Portrait Gallery: The Empress Eugénie

l'Imperatrice

Behold: the Empress and her ladies, as seen by pre-eminent portraitist Franz Xaver Winterhalter, who was in his way the Annie Leibovitz of the nineteenth century - he painted everyone from Queen Victoria (including a surprisingly racy "private" portrait for Prince Albert's eyes only) to Sarah Bernhardt, and lots and lots of the royal and less reputable ladies who flitted from court to court during the Second Empire and after.


I've long thought that one reason that that she wanted to marry Napoleon III was simply to simplify her life; her maiden name, after all, was Doña María Eugenia Ignacia Augustina de Palafox de Guzmán Portocarrero y Kirkpatrick, 18th Marchioness of Ardales, 18th Marchioness of Moya, 19th Countess of Teba, 10th Countess of Montijo and Countess of Ablitas. After all that, Eugénie, Empress of the French, must have seemed like a piece of cake.


I can, of course, turn any subject to Egypt in less than two sentences, and with Eugénie it's ridiculously easy, for she is still famous in Cairo as the reason that one of the city's historic palaces was built:


She was coming for the opening of the Suez Canal, you see, and there simply wasn't any place to put her. What's left of the Gezira Palace is now sandwiched in between the two enormous concrete towers of the Cairo Marriott, and the grand stairs down which she once glided in her trademark crinolines is a favorite spot for wedding photos. Her bedroom is where a branch of the Cairo Rotary meets weekly, and the bustling Omar Khayyam Casino (I kid you not) operates just down the hall.

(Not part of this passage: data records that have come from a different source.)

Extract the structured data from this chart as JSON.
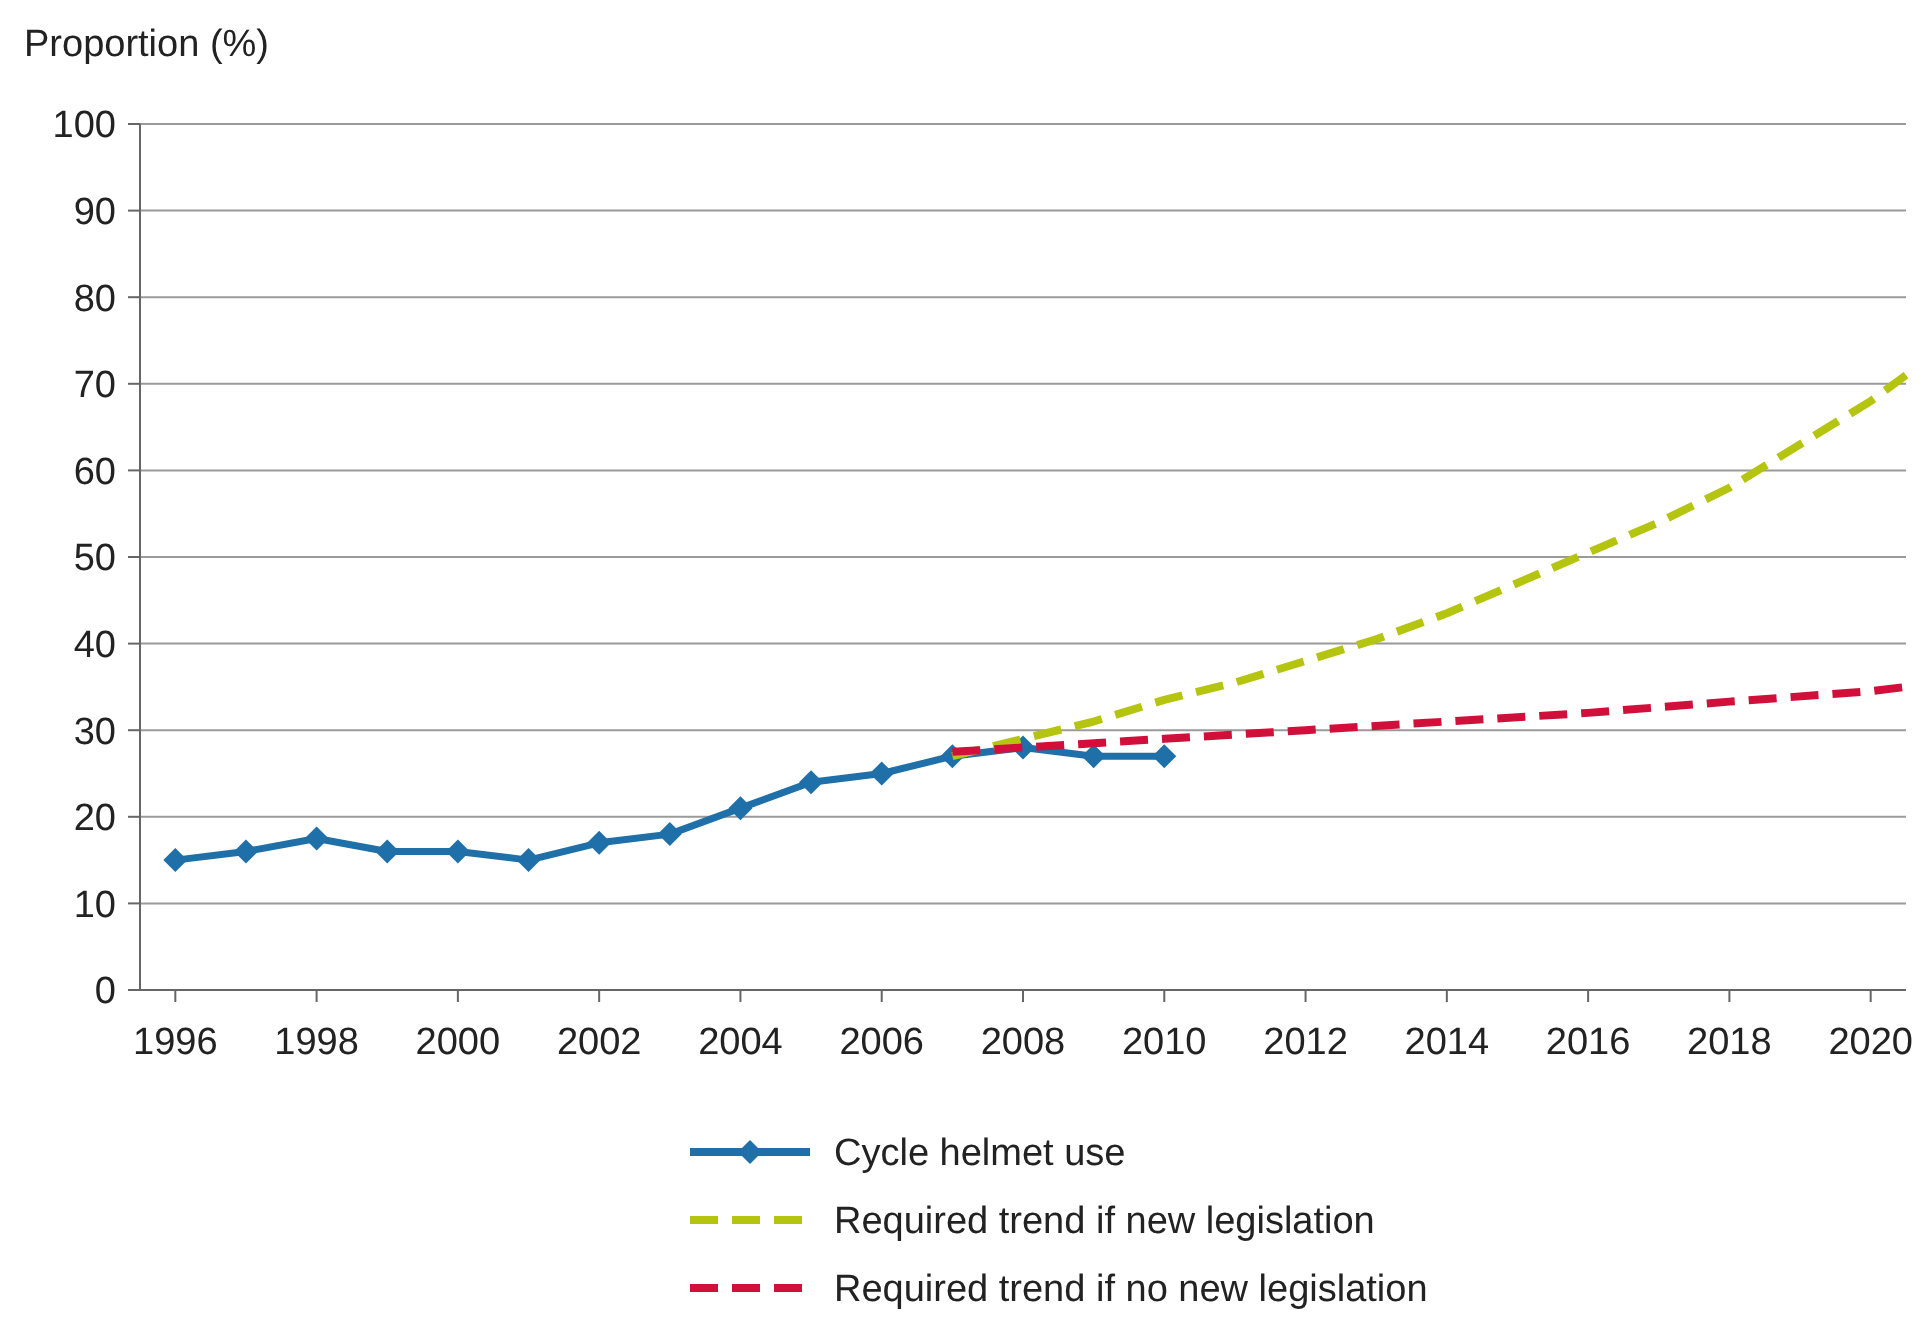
{
  "chart_data": {
    "type": "line",
    "ylabel": "Proportion (%)",
    "xlim": [
      1995.5,
      2020.5
    ],
    "xticks": [
      1996,
      1998,
      2000,
      2002,
      2004,
      2006,
      2008,
      2010,
      2012,
      2014,
      2016,
      2018,
      2020
    ],
    "ylim": [
      0,
      100
    ],
    "yticks": [
      0,
      10,
      20,
      30,
      40,
      50,
      60,
      70,
      80,
      90,
      100
    ],
    "grid": "y",
    "legend": "bottom",
    "series": [
      {
        "name": "Cycle helmet use",
        "color": "#1f6fa8",
        "marker": "diamond",
        "line_style": "solid",
        "x": [
          1996,
          1997,
          1998,
          1999,
          2000,
          2001,
          2002,
          2003,
          2004,
          2005,
          2006,
          2007,
          2008,
          2009,
          2010
        ],
        "values": [
          15,
          16,
          17.5,
          16,
          16,
          15,
          17,
          18,
          21,
          24,
          25,
          27,
          28,
          27,
          27
        ]
      },
      {
        "name": "Required trend if new legislation",
        "color": "#b5c40e",
        "marker": "none",
        "line_style": "dashed",
        "x": [
          2007,
          2008,
          2009,
          2010,
          2011,
          2012,
          2013,
          2014,
          2015,
          2016,
          2017,
          2018,
          2019,
          2020,
          2020.5
        ],
        "values": [
          27,
          29,
          31,
          33.5,
          35.5,
          38,
          40.5,
          43.5,
          47,
          50.5,
          54,
          58,
          63,
          68,
          71
        ]
      },
      {
        "name": "Required trend if no new legislation",
        "color": "#d0103a",
        "marker": "none",
        "line_style": "dashed",
        "x": [
          2007,
          2008,
          2010,
          2012,
          2014,
          2016,
          2018,
          2020,
          2020.5
        ],
        "values": [
          27.5,
          28,
          29,
          30,
          31,
          32,
          33.3,
          34.5,
          35
        ]
      }
    ]
  }
}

Eugénie, by the bye, is one of three great ladies of the 1860s who hung on until after the First World War (although after 1870 she was Empress only in the most technical of senses); one other, Carlota of Mexico also lost her throne (not to mention her mind), and the third is Alexandra of England, who dithered on, deaf, flighty, and silly in the extreme, until 1924. She was, however, always quite civil to the exiled Empress, which I suppose is a point in her favor.

1 comment:

  1. ah....and of course, one of the great fashion icons.